China’s top leaders say Tibet’s development must include Tibetan areas in neighboring provinces — a move likely aimed at tying the region tighter to the rest of the country after deadly riots two years ago.
Chinese President Hu Jintao (胡錦濤) told the first high-level meeting on Tibet in nine years that the development would require hard work to prevent “penetration and sabotage” by separatists working for Tibet’s independence, Xinhua news agency reported late on Friday.
Hu also said at this week’s meeting that residents’ awareness of being part of China should be constantly enhanced, Xinhua reported.
The meeting was the first of its kind since the deadly riots in March 2008, the largest uprising against Chinese rule in decades.
China’s leaders agreed in the meeting from Monday through Wednesday last week to develop Tibetan regions in neighboring Sichuan, Qinghai, Gansu and Yunnan provinces as well, Xinhua said. Most, if not all, saw protests shortly after the 2008 violence.
One expert on Tibet said China’s leaders like to “homogenize” Tibet’s problems as a development issue to downplay the region’s distinct culture.
“They’re persisting in this argument that it’s all about money and that Tibetans have no other concerns,” said Michael Davis, a professor at the Chinese University of Hong Kong. “Including or connecting the Tibetan Autonomous Region with other autonomous areas may just be more of that.

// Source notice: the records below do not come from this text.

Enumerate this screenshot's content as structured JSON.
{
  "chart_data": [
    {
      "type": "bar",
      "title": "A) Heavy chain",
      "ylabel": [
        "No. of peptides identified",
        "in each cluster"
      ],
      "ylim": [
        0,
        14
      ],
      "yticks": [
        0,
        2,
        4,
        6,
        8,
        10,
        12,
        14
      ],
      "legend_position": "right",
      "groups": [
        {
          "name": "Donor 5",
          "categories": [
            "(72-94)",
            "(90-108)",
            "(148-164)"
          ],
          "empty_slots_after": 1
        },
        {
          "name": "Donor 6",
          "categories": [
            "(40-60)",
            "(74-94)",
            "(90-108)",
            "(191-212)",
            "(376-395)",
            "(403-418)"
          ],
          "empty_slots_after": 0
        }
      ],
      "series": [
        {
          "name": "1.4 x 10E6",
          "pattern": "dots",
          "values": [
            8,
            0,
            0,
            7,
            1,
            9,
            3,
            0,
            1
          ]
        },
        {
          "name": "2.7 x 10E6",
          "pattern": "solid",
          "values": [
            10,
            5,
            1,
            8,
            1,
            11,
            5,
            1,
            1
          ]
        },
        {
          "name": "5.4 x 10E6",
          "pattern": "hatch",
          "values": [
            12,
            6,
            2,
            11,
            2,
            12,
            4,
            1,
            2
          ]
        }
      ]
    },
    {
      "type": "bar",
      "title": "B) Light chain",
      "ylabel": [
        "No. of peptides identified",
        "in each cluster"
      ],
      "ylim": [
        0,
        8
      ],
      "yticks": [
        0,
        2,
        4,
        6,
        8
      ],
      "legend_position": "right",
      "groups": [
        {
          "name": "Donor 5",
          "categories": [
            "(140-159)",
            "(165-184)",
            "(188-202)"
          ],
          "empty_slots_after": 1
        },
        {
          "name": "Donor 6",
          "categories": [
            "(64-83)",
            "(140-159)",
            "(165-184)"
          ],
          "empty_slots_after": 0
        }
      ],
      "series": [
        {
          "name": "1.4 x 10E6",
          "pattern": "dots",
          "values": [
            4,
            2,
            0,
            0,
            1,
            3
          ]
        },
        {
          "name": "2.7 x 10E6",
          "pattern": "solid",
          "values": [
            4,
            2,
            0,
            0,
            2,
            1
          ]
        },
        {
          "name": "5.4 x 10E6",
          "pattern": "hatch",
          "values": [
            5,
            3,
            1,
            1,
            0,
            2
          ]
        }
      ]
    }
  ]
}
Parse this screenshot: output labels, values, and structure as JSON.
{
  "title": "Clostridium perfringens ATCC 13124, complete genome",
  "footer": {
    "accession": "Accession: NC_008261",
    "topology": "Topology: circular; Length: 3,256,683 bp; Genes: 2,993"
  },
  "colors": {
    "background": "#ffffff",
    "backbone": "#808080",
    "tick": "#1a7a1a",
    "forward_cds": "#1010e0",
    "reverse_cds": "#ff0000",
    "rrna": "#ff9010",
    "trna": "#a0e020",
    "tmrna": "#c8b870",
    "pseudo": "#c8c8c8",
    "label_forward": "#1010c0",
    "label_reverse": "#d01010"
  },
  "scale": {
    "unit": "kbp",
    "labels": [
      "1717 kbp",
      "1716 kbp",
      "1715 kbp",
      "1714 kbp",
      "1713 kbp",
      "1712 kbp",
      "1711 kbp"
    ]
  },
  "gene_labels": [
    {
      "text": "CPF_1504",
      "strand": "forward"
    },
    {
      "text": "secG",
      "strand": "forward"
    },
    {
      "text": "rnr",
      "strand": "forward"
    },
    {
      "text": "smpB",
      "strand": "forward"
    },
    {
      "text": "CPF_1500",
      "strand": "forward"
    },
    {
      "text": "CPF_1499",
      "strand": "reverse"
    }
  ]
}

Maybe I’m too suspicious.”
Davis said the move to include areas outside Tibet in the development drive seems to be more about connecting them to the rest of China than to each other.

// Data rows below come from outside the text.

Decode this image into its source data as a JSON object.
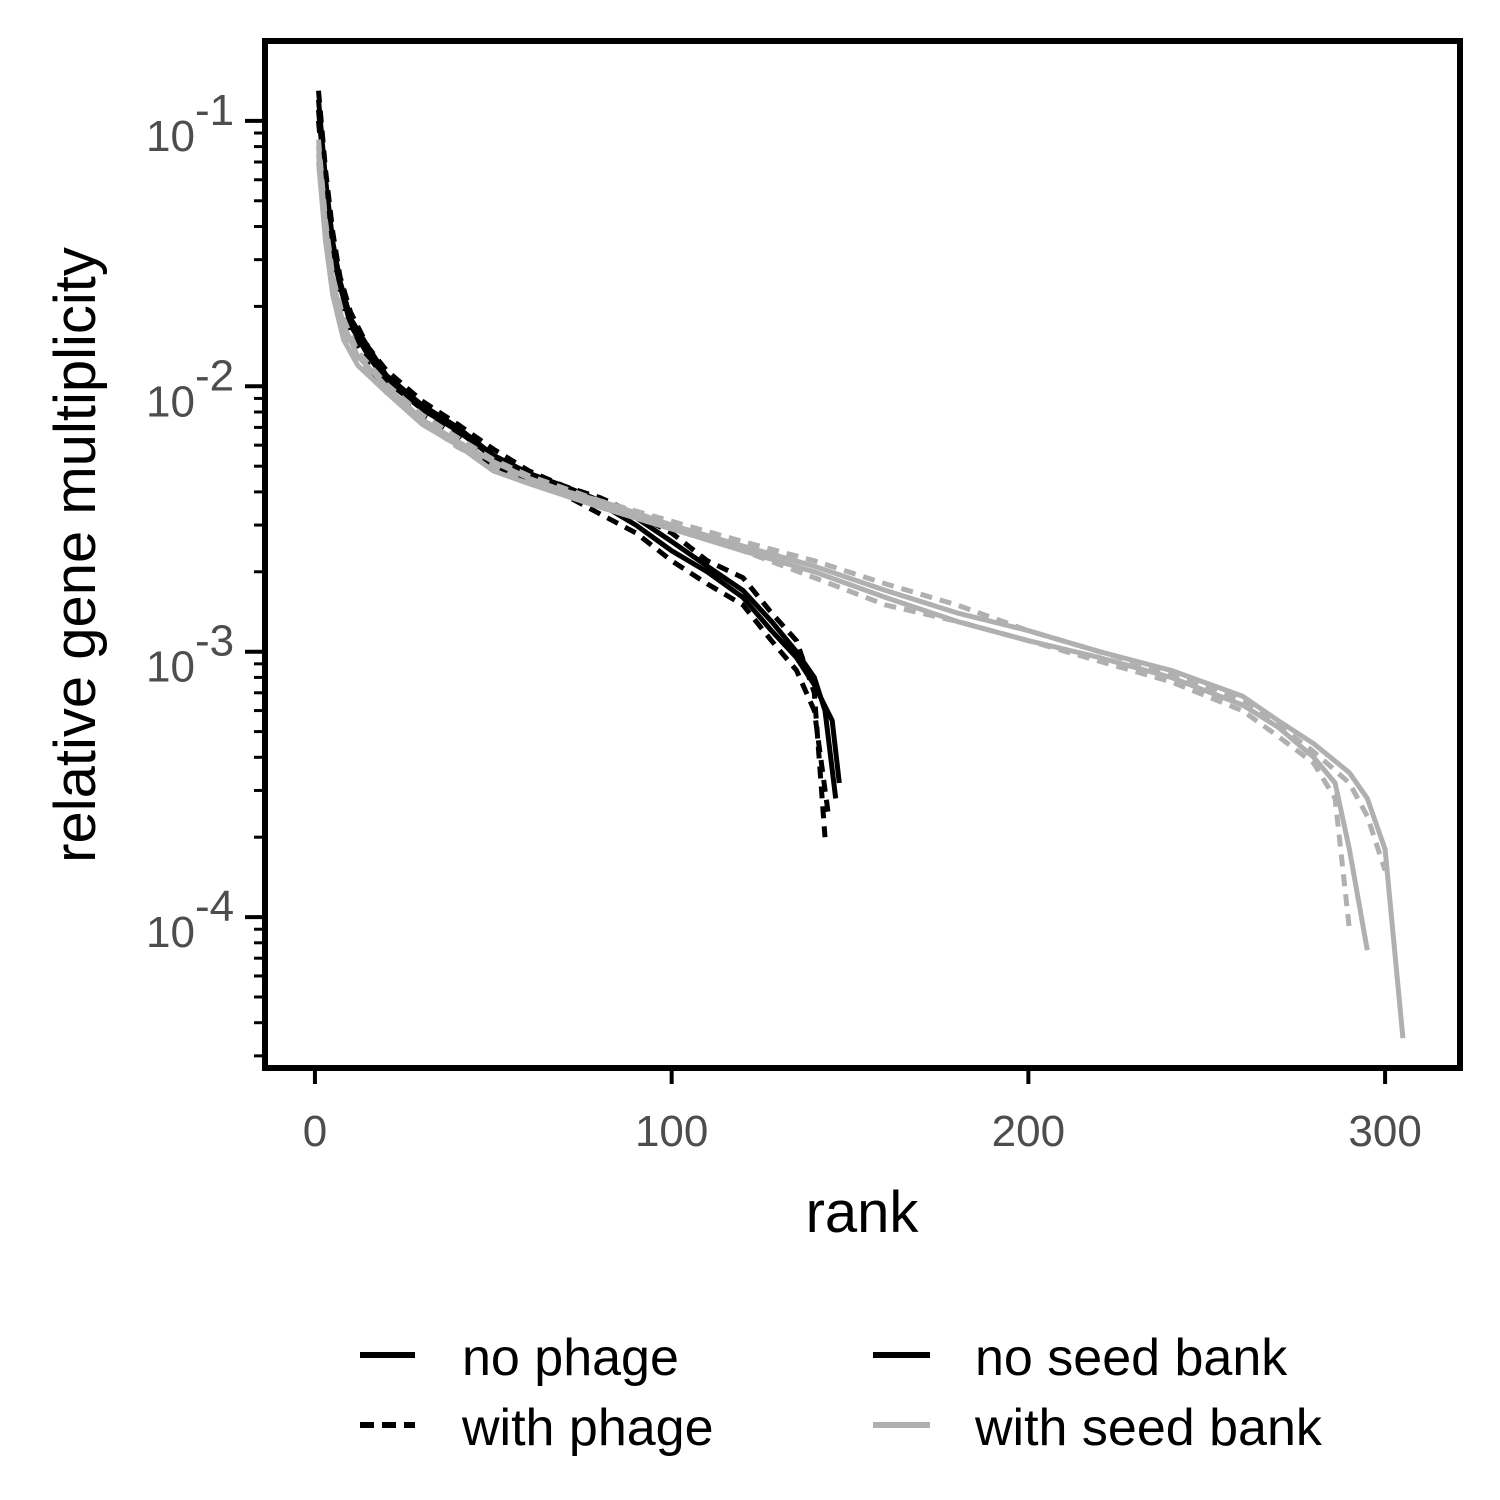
{
  "chart_data": {
    "type": "line",
    "xlabel": "rank",
    "ylabel": "relative gene multiplicity",
    "yscale": "log10",
    "xlim": [
      -14,
      321
    ],
    "ylim": [
      2.7e-05,
      0.2
    ],
    "x_ticks": [
      0,
      100,
      200,
      300
    ],
    "y_ticks": [
      {
        "value": 0.1,
        "base": "10",
        "exp": "-1"
      },
      {
        "value": 0.01,
        "base": "10",
        "exp": "-2"
      },
      {
        "value": 0.001,
        "base": "10",
        "exp": "-3"
      },
      {
        "value": 0.0001,
        "base": "10",
        "exp": "-4"
      }
    ],
    "grid": false,
    "legend_position": "bottom",
    "legend": {
      "linetype": [
        {
          "label": "no phage",
          "style": "solid"
        },
        {
          "label": "with phage",
          "style": "dashed"
        }
      ],
      "color": [
        {
          "label": "no seed bank",
          "color": "#000000"
        },
        {
          "label": "with seed bank",
          "color": "#b0b0b0"
        }
      ]
    },
    "series": [
      {
        "phage": "no phage",
        "seed_bank": "no seed bank",
        "color": "#000000",
        "dash": false,
        "x": [
          1,
          3,
          5,
          7,
          10,
          15,
          20,
          30,
          40,
          50,
          60,
          70,
          80,
          90,
          100,
          110,
          120,
          128,
          135,
          140,
          143,
          146
        ],
        "y": [
          0.12,
          0.06,
          0.035,
          0.025,
          0.018,
          0.014,
          0.011,
          0.0085,
          0.007,
          0.0055,
          0.0047,
          0.0042,
          0.0037,
          0.0032,
          0.0026,
          0.0021,
          0.0017,
          0.0013,
          0.001,
          0.0008,
          0.0006,
          0.00028
        ]
      },
      {
        "phage": "no phage",
        "seed_bank": "no seed bank",
        "color": "#000000",
        "dash": false,
        "x": [
          1,
          3,
          5,
          7,
          10,
          15,
          20,
          30,
          40,
          50,
          60,
          70,
          80,
          90,
          100,
          110,
          120,
          128,
          135,
          140,
          145,
          147
        ],
        "y": [
          0.11,
          0.055,
          0.032,
          0.024,
          0.017,
          0.013,
          0.0105,
          0.0082,
          0.0068,
          0.0054,
          0.0046,
          0.0041,
          0.0036,
          0.003,
          0.0024,
          0.002,
          0.0016,
          0.0012,
          0.00095,
          0.00075,
          0.00055,
          0.00032
        ]
      },
      {
        "phage": "with phage",
        "seed_bank": "no seed bank",
        "color": "#000000",
        "dash": true,
        "x": [
          1,
          3,
          5,
          7,
          10,
          15,
          20,
          30,
          40,
          50,
          60,
          70,
          80,
          90,
          100,
          110,
          120,
          128,
          135,
          140,
          143
        ],
        "y": [
          0.13,
          0.065,
          0.038,
          0.026,
          0.019,
          0.014,
          0.0115,
          0.0088,
          0.0072,
          0.0058,
          0.0048,
          0.0042,
          0.0038,
          0.0033,
          0.0028,
          0.0022,
          0.0019,
          0.0014,
          0.0011,
          0.0007,
          0.0002
        ]
      },
      {
        "phage": "with phage",
        "seed_bank": "no seed bank",
        "color": "#000000",
        "dash": true,
        "x": [
          1,
          3,
          5,
          7,
          10,
          15,
          20,
          30,
          40,
          50,
          60,
          70,
          80,
          90,
          100,
          110,
          120,
          128,
          135,
          140,
          144
        ],
        "y": [
          0.1,
          0.05,
          0.03,
          0.022,
          0.016,
          0.012,
          0.0095,
          0.0078,
          0.0065,
          0.005,
          0.0044,
          0.0039,
          0.0033,
          0.0028,
          0.0022,
          0.0018,
          0.0015,
          0.0011,
          0.00085,
          0.0006,
          0.00024
        ]
      },
      {
        "phage": "no phage",
        "seed_bank": "with seed bank",
        "color": "#b0b0b0",
        "dash": false,
        "x": [
          1,
          3,
          5,
          8,
          12,
          20,
          30,
          40,
          50,
          60,
          80,
          100,
          120,
          140,
          160,
          180,
          200,
          220,
          240,
          260,
          270,
          280,
          290,
          295,
          300,
          305
        ],
        "y": [
          0.08,
          0.04,
          0.025,
          0.017,
          0.013,
          0.01,
          0.0075,
          0.0062,
          0.0052,
          0.0045,
          0.0036,
          0.003,
          0.0025,
          0.0021,
          0.0017,
          0.0014,
          0.0012,
          0.001,
          0.00085,
          0.00068,
          0.00055,
          0.00045,
          0.00035,
          0.00028,
          0.00018,
          3.5e-05
        ]
      },
      {
        "phage": "no phage",
        "seed_bank": "with seed bank",
        "color": "#b0b0b0",
        "dash": false,
        "x": [
          1,
          3,
          5,
          8,
          12,
          20,
          30,
          40,
          50,
          60,
          80,
          100,
          120,
          140,
          160,
          180,
          200,
          220,
          240,
          260,
          270,
          280,
          286,
          290,
          295
        ],
        "y": [
          0.07,
          0.035,
          0.022,
          0.015,
          0.012,
          0.0095,
          0.0072,
          0.006,
          0.0048,
          0.0043,
          0.0035,
          0.0029,
          0.0024,
          0.002,
          0.0016,
          0.0013,
          0.0011,
          0.00095,
          0.0008,
          0.00063,
          0.00052,
          0.0004,
          0.00032,
          0.00018,
          7.5e-05
        ]
      },
      {
        "phage": "with phage",
        "seed_bank": "with seed bank",
        "color": "#b0b0b0",
        "dash": true,
        "x": [
          1,
          3,
          5,
          8,
          12,
          20,
          30,
          40,
          50,
          60,
          80,
          100,
          120,
          140,
          160,
          180,
          200,
          220,
          240,
          260,
          270,
          280,
          286,
          290
        ],
        "y": [
          0.075,
          0.038,
          0.023,
          0.016,
          0.0125,
          0.0098,
          0.0074,
          0.0059,
          0.005,
          0.0044,
          0.0037,
          0.003,
          0.0024,
          0.0019,
          0.0015,
          0.0013,
          0.0011,
          0.00092,
          0.00077,
          0.0006,
          0.00048,
          0.00038,
          0.00028,
          9e-05
        ]
      },
      {
        "phage": "with phage",
        "seed_bank": "with seed bank",
        "color": "#b0b0b0",
        "dash": true,
        "x": [
          1,
          3,
          5,
          8,
          12,
          20,
          30,
          40,
          50,
          60,
          80,
          100,
          120,
          140,
          160,
          180,
          200,
          220,
          240,
          260,
          270,
          280,
          290,
          295,
          300
        ],
        "y": [
          0.085,
          0.042,
          0.026,
          0.018,
          0.0135,
          0.0102,
          0.0078,
          0.0064,
          0.0053,
          0.0046,
          0.0037,
          0.0031,
          0.0026,
          0.0022,
          0.0018,
          0.0015,
          0.0012,
          0.001,
          0.00083,
          0.00065,
          0.00053,
          0.00042,
          0.00032,
          0.00024,
          0.00015
        ]
      }
    ]
  }
}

The research director for the government-backed China Tibetology Research Center, Lian Xiangmin (廉湘民), told the Hong Kong-based South China Morning Post in a report yesterday that widening the development focus to other Tibetan areas was a major policy change.
Hu said the per capita income of Tibet’s farmers and herdsmen should be close to the national level by 2020, Xinhua reported. As of last year, it was barely one quarter of the national average of about US$2,000 a year, the government said.
China this month appointed a former soldier as Tibet’s new governor, reasserting hardline policies there in the face of resentment over political restrictions and perceived economic exploitation.